Любопытство тут же взяло надо мной верх, я спустился по особенно тёмным ступеням и заглянул в проём двери. Самой двери тут не было, комната же утопала в кромешной тьме, так что что-то разглядеть было решительно невозможно. Некоторое время я постоял, чтобы дать глазам привыкнуть, но ничего не изменилось, и тогда я решил шагнуть внутрь.

Под ногами как-то очень знакомо заскрипели друг об друга камни, и я сразу же понял, что стою на угле. «Не хватало только споткнуться и вымазаться в угольной пыли!» – подумал я и решительно стал выбираться из-под лестницы, но только когда уже шагал по дорожке между деревьев, вдруг понял, что там под лестницей ночами растапливается печь, бока которой, обитые железом, я и наблюдал с другой стороны и в спальной. Обернувшись, я убедился, что над крышей как раз над лестницей, за которой, видимо, и располагалась печь, возвышается широкая каменная труба.

Отвернувшись от созерцания трубы, я заметил ещё одну интересную местную особенность: дорожка, проложенная между деревьев вела точно от крыльца одного учебного здания к другому. Я прошёл ещё немного вперёд, туда, где уже было заметно пересечение с другой дорожкой – и оказалось, что она также начинается от крыльца третьего строения и уходит в сторону дома книг, однако самого дома отсюда почти не было видно: на пути возвышалась мачта.

Кажется, в то время я ещё не знал этого слова «мачта», но, конечно, прекрасно понимал, что эта палка с парусом имеет самое прямое отношение к кораблям. Впрочем, самого паруса тогда я не разглядел, хотя их было там даже два – они были свёрнуты и привязаны к поперечным палкам, но тогда я не понял этого, хотя близко подошёл к самой мачте и ещё некоторое время ходил вокруг, рассматривая её с разных сторон.

Конечно же, я не упустил случая подойти к якорю и потрогать его за один из боков, гладкий, очевидно, от прикосновений многих других любопытных рук, подходил к огромному штурвалу и пробовал его вращать, как, видимо, и все другие, кто подходил к нему: были заметны многочисленные следы ремонта на деталях штурвала, до которых в том числе можно было дотянуться, только подпрыгнув, а с одной стороны даже на тех, до которых дотянуться было невозможно, казалось, даже встав на голову кому-нибудь ещё.
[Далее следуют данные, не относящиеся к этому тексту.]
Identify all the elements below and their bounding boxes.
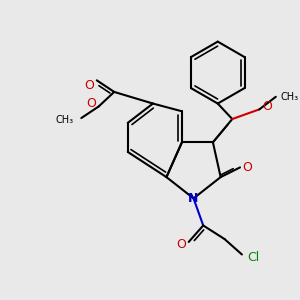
Text: N: N — [188, 192, 199, 205]
Text: CH₃: CH₃ — [56, 115, 74, 125]
Text: Cl: Cl — [247, 251, 259, 264]
Text: O: O — [84, 79, 94, 92]
Text: CH₃: CH₃ — [280, 92, 299, 102]
Text: O: O — [262, 100, 272, 113]
Text: O: O — [86, 97, 96, 110]
Text: O: O — [176, 238, 186, 251]
Text: O: O — [242, 161, 252, 174]
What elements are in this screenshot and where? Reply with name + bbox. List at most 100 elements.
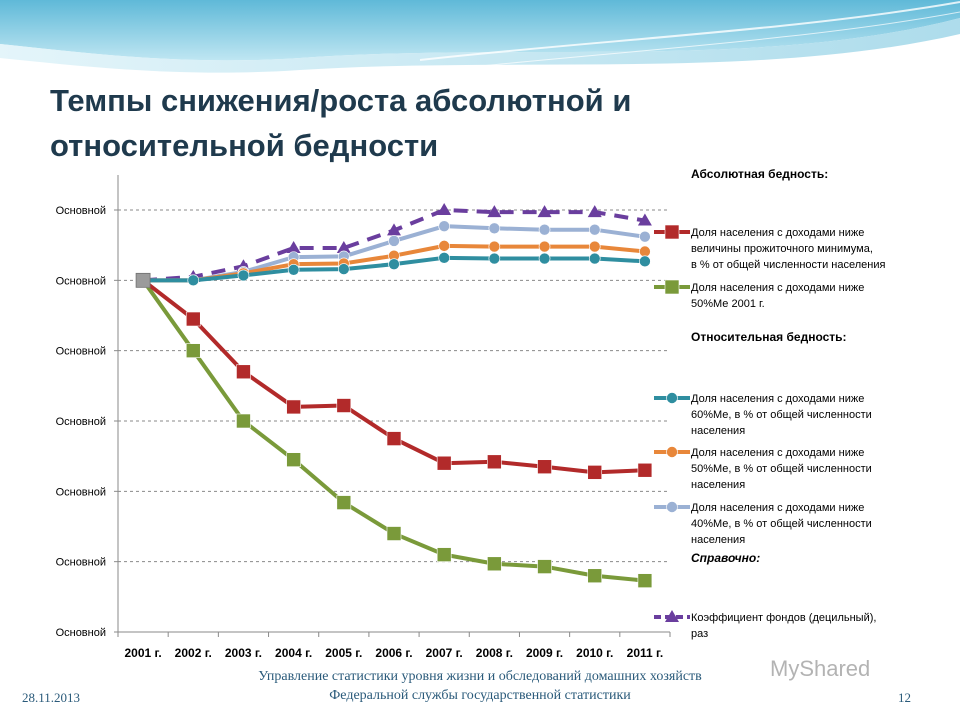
data-point-half_median_2001 [487,556,502,572]
header-wave-decoration [0,0,960,73]
data-point-subsistence [637,462,653,478]
data-point-funds_ratio [587,205,602,218]
chart-legend: Абсолютная бедность: Доля населения с дох… [654,167,885,640]
data-point-subsistence [487,454,502,470]
chart-series [135,203,653,588]
y-tick-label: Основной [56,205,106,217]
x-tick-label: 2009 г. [526,646,563,660]
x-tick-label: 2010 г. [576,646,613,660]
data-point-subsistence [185,311,201,327]
chart-gridlines [118,209,670,563]
legend-label-median50: Доля населения с доходами ниже [691,447,864,459]
legend-label-half_median_2001: Доля населения с доходами ниже [691,282,864,294]
data-point-median50 [588,240,601,253]
legend-label-subsistence: Доля населения с доходами ниже [691,227,864,239]
data-point-median60 [187,274,200,287]
data-point-median60 [237,269,250,282]
data-point-median60 [639,255,651,268]
legend-label-median50: 50%Ме, в % от общей численности [691,463,872,475]
chart-axes: Основной Основной Основной Основной Основной… [56,175,671,660]
data-point-median40 [588,223,601,236]
footer-date: 28.11.2013 [22,690,81,705]
legend-label-subsistence: величины прожиточного минимума, [691,243,873,255]
data-point-half_median_2001 [386,526,402,541]
legend-swatch-marker-subsistence [664,224,680,240]
y-tick-label: Основной [56,557,106,569]
legend-heading: Абсолютная бедность: [691,167,828,181]
data-point-half_median_2001 [336,495,352,510]
legend-label-median50: населения [691,479,745,491]
y-tick-label: Основной [56,346,106,358]
legend-label-subsistence: в % от общей численности населения [691,259,885,271]
data-point-median60 [588,252,601,265]
data-point-median40 [438,220,450,232]
data-point-half_median_2001 [185,343,201,358]
data-point-median40 [388,235,400,247]
data-point-subsistence [286,399,301,415]
legend-label-median60: 60%Ме, в % от общей численности [691,409,872,421]
data-point-half_median_2001 [637,573,653,588]
data-point-subsistence [386,431,402,446]
data-point-half_median_2001 [236,413,251,429]
data-point-funds_ratio [336,240,351,253]
legend-label-funds_ratio: Коэффициент фондов (децильный), [691,612,876,624]
series-median60 [137,252,651,287]
data-point-half_median_2001 [537,559,552,574]
data-point-subsistence [336,398,352,413]
legend-label-median60: населения [691,425,745,437]
data-point-subsistence [537,459,552,475]
footer-organization-line-1: Управление статистики уровня жизни и обс… [258,669,702,684]
x-tick-label: 2001 г. [125,646,162,660]
data-point-base [135,272,151,288]
legend-swatch-marker-funds_ratio [665,610,679,622]
data-point-median60 [338,263,350,275]
data-point-median50 [488,240,501,253]
data-point-funds_ratio [637,213,652,226]
legend-heading: Относительная бедность: [691,330,847,344]
legend-label-median60: Доля населения с доходами ниже [691,393,864,405]
data-point-subsistence [236,364,251,380]
series-half_median_2001 [135,273,653,588]
legend-label-half_median_2001: 50%Ме 2001 г. [691,298,765,310]
data-point-median50 [438,240,450,252]
x-tick-label: 2008 г. [476,646,513,660]
data-point-half_median_2001 [436,547,452,562]
data-point-median40 [538,223,551,236]
data-point-median60 [388,258,400,270]
data-point-subsistence [587,465,603,480]
legend-swatch-marker-half_median_2001 [664,279,680,295]
title-line-2: относительной бедности [50,128,439,163]
data-point-funds_ratio [537,205,552,218]
legend-label-funds_ratio: раз [691,628,708,640]
data-point-median40 [488,222,501,235]
y-tick-label: Основной [56,275,106,287]
x-tick-label: 2005 г. [325,646,362,660]
footer-organization-line-2: Федеральной службы государственной стати… [329,688,631,703]
legend-heading: Справочно: [691,551,760,565]
legend-label-median40: 40%Ме, в % от общей численности [691,518,872,530]
y-tick-label: Основной [56,416,106,428]
y-tick-label: Основной [56,627,106,639]
data-point-subsistence [436,455,452,471]
data-point-funds_ratio [286,240,301,253]
y-tick-label: Основной [56,486,106,498]
x-tick-label: 2007 г. [426,646,463,660]
x-tick-label: 2011 г. [627,646,664,660]
x-tick-label: 2006 г. [375,646,412,660]
x-tick-label: 2004 г. [275,646,312,660]
legend-swatch-marker-median40 [666,501,678,513]
legend-label-median40: населения [691,534,745,546]
data-point-funds_ratio [487,205,502,218]
x-tick-label: 2002 г. [175,646,212,660]
slide-title: Темпы снижения/роста абсолютной и относи… [50,78,770,168]
x-tick-label: 2003 г. [225,646,262,660]
data-point-median60 [488,252,501,265]
data-point-median50 [639,245,651,258]
data-point-median40 [639,230,651,243]
data-point-median50 [538,240,551,253]
data-point-half_median_2001 [587,568,603,584]
data-point-median60 [538,252,551,265]
legend-label-median40: Доля населения с доходами ниже [691,502,864,514]
page-number: 12 [898,690,911,705]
С этой стороны у дома книг отсутствовали всякие ступени, но двери в количестве двух всё-таки имелись. Помнится, тогда я решил, что эти двери ведут на нижний уровень, но позже узнал, что дом книг не имеет нижнего уровня вовсе, а за дверями начинаются ступени, ведущие к широкой лестнице, по которой вчера с отцом мы и поднимались, чтобы меня записали в ученики.

Я ещё раз обогнул мачту, ведя по ней рукой, дивясь её гладкости и гадая, как на неё взбираются люди, постоял, глядя то вверх, то на расходящиеся в две стороны толстые верёвки, но не придал им никакого значения и направился по дорожке в обратную сторону.

С каждой стороны дорожки стояли лавочки со спинками, некоторые были совсем рядом или напротив друг друга, другие довольно далеко – ясно было, что раньше их перетаскивали, как хотелось, однако, сейчас все они пустовали, и я прошёл до самого дома учителей, так никого и не встретив.

Здесь деревья не заканчивались вдруг, уступая место вытоптанной земле до самых окон, как возле других зданий, но, наоборот, росли ничуть не реже, а некоторые и вовсе касались ветвями стен. Впрочем, для скамеек здесь тоже нашлось место, и на одной из них я и обнаружил своего первого знакомого.

Светлая короткостриженая голова его склонилась над раскрытой книгой так, что солнце пекло ему самую макушку, сам же он, по всей видимости спал. Я не знал, как поступить, и стал медленно подходить ближе, стараясь ступать бесшумно. Вдруг откуда-то слева раздался звон, похожий на звук удара молотом по железной болванке.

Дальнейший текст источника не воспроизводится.